Middenschool (Vlaanderen)
De middenschool of eerste graad is de algemene term voor het onderwijs dat volgt op Vlaams basisonderwijs, waarmee de eerste twee jaren van het secundair onderwijs worden bedoeld. Sinds 2018 biedt de vierjarige onderwijsvorm van de tienerschool een geleidelijker overgang tussen lager en secundair onderwijs.
Met de start van het vernieuwd secundair onderwijs in 1970 wilde de overheid de studiekeuze na het lager onderwijs uitstellen door leerlingen samen te brengen in een gemeenschappelijke start van het secundair onderwijs. Zo wilde men iedereen, verstandig of minder verstandig, uit hogere of lagere sociale klasse, uit sterke of minder sterke lagere scholen, eenzelfde startkans geven in het secundair onderwijs. In de eerste graad A is er immers nog geen onderscheid tussen onderwijsvormen algemeen secundair onderwijs (aso), technisch secundair onderwijs (tso) en kunstsecundair onderwijs (kso), maar wel een verschil voor het beroepssecundair onderwijs (bso wordt dan B-stroom of eerste graad B). In de praktijk zou er dus geen niveauverschil mogen zijn voor algemene vakken (wiskunde, talen,...) bij aso, tso en kso, maar wel in de invulling van extra uren. Zo krijgt aso-latijn een aantal uren per week latijn, aso-moderne meer algemene vakken en tso meer technische vakken. Een van de principes was dat de leerlingen moesten geobserveerd worden om hun sterke kanten te ontdekken, waarop dan een latere studiekeuze kon worden geënt. De eerste graad van het secundair onderwijs (d.w.z. de tweejarige middenschool) werd dan ook "observatiegraad" genoemd.

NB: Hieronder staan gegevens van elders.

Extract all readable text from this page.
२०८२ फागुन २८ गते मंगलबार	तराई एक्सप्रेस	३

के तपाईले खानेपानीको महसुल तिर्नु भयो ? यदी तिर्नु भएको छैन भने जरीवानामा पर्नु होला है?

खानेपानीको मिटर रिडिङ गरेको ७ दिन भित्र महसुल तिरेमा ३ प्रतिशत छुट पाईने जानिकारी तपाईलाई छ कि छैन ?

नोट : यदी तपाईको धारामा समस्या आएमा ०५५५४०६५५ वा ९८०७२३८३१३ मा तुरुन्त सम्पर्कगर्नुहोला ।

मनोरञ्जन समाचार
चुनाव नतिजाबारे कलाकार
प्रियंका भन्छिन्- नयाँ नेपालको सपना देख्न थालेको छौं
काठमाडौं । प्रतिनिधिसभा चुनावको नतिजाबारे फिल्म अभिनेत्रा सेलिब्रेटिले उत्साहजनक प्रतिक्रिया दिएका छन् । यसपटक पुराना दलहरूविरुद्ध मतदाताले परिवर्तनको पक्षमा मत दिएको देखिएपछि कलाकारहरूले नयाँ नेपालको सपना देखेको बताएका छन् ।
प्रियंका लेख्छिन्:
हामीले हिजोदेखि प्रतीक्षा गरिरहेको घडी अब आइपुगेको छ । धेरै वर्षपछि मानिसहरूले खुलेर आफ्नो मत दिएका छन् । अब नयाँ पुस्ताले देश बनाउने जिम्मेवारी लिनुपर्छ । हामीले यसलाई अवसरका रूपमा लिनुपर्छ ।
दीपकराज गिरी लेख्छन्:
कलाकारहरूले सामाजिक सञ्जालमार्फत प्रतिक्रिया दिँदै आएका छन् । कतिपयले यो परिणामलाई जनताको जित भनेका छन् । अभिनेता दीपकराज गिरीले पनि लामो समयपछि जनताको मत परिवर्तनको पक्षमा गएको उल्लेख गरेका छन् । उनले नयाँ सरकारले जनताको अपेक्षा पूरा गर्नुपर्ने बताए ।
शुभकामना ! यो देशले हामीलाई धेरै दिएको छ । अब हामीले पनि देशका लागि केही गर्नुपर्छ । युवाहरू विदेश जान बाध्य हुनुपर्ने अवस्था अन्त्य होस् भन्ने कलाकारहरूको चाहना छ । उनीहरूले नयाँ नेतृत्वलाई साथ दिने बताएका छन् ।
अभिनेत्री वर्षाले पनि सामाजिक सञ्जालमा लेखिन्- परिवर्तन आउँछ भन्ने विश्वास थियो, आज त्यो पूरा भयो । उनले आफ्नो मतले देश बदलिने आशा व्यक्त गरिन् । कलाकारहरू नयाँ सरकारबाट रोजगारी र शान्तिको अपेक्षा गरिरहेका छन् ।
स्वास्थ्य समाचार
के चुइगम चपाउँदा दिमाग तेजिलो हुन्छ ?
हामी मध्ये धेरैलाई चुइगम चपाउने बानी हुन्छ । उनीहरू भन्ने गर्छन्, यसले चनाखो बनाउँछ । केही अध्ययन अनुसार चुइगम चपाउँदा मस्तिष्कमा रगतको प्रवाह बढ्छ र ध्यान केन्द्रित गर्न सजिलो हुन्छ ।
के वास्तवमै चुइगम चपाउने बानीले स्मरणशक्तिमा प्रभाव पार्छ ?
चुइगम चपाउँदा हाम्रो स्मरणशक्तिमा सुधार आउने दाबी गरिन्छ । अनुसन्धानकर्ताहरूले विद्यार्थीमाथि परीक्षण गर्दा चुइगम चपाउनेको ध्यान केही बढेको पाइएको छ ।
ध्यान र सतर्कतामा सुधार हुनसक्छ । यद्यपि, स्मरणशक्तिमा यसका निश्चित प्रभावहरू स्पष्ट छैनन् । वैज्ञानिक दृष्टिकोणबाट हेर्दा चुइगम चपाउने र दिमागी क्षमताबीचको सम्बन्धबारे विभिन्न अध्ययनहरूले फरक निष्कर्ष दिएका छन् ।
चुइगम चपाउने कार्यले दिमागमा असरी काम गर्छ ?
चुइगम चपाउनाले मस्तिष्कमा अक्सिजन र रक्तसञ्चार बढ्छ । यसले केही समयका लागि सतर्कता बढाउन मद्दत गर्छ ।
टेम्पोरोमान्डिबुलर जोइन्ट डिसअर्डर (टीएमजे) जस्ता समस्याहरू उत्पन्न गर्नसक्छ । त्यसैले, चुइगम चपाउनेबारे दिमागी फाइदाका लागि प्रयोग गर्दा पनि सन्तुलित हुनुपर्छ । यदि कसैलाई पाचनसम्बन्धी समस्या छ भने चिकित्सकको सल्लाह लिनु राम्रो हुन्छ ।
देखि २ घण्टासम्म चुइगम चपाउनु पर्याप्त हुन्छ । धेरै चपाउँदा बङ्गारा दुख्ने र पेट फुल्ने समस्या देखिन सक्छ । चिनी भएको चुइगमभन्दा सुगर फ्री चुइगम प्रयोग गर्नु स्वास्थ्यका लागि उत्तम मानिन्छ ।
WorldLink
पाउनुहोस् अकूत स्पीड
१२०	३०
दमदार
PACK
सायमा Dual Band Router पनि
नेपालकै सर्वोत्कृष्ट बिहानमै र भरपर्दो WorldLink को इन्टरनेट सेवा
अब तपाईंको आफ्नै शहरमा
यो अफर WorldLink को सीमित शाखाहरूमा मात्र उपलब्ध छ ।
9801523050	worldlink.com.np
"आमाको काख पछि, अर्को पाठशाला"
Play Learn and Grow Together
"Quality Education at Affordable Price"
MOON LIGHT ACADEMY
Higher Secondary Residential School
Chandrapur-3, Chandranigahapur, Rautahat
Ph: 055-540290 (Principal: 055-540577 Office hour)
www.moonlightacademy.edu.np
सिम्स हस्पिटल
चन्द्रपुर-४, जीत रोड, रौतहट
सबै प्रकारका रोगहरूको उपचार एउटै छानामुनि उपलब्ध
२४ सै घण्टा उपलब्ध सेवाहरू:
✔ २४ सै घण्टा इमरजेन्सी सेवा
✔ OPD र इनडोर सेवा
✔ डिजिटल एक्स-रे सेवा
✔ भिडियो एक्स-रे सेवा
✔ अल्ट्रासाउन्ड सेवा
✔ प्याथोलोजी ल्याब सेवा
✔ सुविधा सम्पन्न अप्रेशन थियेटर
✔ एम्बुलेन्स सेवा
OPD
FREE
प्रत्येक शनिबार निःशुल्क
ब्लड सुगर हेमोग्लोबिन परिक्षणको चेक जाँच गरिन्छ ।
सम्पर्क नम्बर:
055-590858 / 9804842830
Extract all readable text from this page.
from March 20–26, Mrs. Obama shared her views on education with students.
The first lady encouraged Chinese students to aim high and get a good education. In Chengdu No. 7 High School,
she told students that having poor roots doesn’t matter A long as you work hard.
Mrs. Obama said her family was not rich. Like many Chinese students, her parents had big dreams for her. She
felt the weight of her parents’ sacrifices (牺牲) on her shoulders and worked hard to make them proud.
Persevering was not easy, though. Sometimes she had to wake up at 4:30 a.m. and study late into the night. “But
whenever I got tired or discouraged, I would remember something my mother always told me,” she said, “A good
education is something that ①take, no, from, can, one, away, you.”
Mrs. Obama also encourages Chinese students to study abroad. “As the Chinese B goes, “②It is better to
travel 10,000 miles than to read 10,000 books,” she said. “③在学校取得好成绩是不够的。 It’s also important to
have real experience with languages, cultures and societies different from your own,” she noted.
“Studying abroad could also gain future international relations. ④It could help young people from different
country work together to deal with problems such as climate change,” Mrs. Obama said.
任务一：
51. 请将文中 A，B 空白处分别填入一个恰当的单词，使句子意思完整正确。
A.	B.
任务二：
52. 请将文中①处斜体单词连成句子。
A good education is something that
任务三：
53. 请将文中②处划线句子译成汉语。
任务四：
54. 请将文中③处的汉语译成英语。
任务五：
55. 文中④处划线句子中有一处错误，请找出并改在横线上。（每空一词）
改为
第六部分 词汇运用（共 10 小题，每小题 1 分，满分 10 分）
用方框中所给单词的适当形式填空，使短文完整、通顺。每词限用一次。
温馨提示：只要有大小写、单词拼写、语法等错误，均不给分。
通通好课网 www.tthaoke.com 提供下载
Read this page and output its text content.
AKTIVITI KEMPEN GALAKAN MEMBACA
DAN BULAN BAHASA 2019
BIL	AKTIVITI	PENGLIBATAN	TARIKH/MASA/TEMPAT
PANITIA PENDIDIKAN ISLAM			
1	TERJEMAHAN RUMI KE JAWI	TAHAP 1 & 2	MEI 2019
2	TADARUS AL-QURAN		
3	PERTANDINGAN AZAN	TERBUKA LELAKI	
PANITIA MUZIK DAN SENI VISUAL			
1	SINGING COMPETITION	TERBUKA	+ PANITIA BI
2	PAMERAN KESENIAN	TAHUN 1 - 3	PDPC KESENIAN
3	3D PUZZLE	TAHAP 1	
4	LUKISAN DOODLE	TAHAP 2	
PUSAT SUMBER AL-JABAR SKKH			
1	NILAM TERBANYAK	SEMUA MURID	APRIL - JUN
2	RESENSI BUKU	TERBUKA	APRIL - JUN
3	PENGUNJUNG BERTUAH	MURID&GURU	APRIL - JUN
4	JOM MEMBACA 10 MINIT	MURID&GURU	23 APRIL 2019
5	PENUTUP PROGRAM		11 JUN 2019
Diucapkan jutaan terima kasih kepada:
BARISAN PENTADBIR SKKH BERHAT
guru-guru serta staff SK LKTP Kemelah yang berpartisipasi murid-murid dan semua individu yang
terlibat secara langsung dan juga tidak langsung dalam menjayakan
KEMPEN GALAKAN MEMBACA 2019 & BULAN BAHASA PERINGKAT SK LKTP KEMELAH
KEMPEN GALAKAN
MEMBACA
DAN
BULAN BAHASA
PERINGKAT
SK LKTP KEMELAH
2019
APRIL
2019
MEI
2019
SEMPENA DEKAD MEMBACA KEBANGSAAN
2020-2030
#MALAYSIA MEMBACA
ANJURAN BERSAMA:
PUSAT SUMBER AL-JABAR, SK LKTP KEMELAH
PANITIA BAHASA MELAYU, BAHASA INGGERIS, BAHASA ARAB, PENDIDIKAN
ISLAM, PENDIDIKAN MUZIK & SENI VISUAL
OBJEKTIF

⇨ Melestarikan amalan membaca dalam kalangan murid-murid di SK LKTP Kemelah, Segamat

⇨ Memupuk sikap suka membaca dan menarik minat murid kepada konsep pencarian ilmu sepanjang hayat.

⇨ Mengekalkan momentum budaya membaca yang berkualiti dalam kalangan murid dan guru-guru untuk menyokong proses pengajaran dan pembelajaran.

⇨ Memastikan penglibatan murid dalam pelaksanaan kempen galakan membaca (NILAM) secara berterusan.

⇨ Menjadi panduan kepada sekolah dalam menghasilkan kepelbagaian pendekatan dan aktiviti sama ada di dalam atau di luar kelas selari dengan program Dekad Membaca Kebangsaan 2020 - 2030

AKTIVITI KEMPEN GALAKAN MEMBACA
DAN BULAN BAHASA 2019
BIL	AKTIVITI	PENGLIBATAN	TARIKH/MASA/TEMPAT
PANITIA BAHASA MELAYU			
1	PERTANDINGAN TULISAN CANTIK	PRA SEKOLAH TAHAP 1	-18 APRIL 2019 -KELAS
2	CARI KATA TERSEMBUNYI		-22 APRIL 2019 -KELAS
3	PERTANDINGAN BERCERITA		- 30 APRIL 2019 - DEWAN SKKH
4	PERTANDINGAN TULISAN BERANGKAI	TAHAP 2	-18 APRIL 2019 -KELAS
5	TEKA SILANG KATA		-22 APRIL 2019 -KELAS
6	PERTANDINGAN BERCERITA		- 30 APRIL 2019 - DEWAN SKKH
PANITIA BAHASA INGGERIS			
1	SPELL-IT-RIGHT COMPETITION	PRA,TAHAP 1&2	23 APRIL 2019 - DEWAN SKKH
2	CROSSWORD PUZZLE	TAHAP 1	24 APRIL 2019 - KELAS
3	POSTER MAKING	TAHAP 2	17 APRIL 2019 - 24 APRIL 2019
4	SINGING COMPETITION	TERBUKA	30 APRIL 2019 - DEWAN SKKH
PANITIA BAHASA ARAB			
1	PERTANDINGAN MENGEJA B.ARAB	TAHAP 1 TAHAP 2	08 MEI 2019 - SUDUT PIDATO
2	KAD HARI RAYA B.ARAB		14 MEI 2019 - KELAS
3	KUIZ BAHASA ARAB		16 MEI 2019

De bedoeling was om deze middenschool qua directie, infrastructuur, ligging enz. volledig onafhankelijk te laten functioneren, maar de onderwijsgeschiedenis heeft uitgewezen dat dit nogal utopisch was. De eerste jaren van de secundaire school zaten meestal namelijk vast aan een bovenbouw (aso of tso/bso) zodat er de facto al vanaf het eerste jaar werd gesorteerd op ambitie van de ouders. En zelfs als er meerdere bovenbouwen op een middenschool aansluiten, kiezen leerlingen toch al een "optie". De meeste scholen gaan leerlingen categoriaal sorteren in plaats van heterogeen te groeperen en alleen voor de optievakken afzonderlijk te zetten. Ook die onafhankelijkheid kwam niet uit de verf, want meestal waren er toch bruggen met een of meer bovenbouwscholen via een gemeenschappelijke inrichtende macht, of leerkrachten die in beide scholen lesgeven. Het aantal echt autonome middenscholen is nog steeds op de vingers van één hand te tellen. Wel is het zo dat een middenschool een eigen directie kan hebben als er voldoende leerlingen in de secundaire school ingeschreven zijn.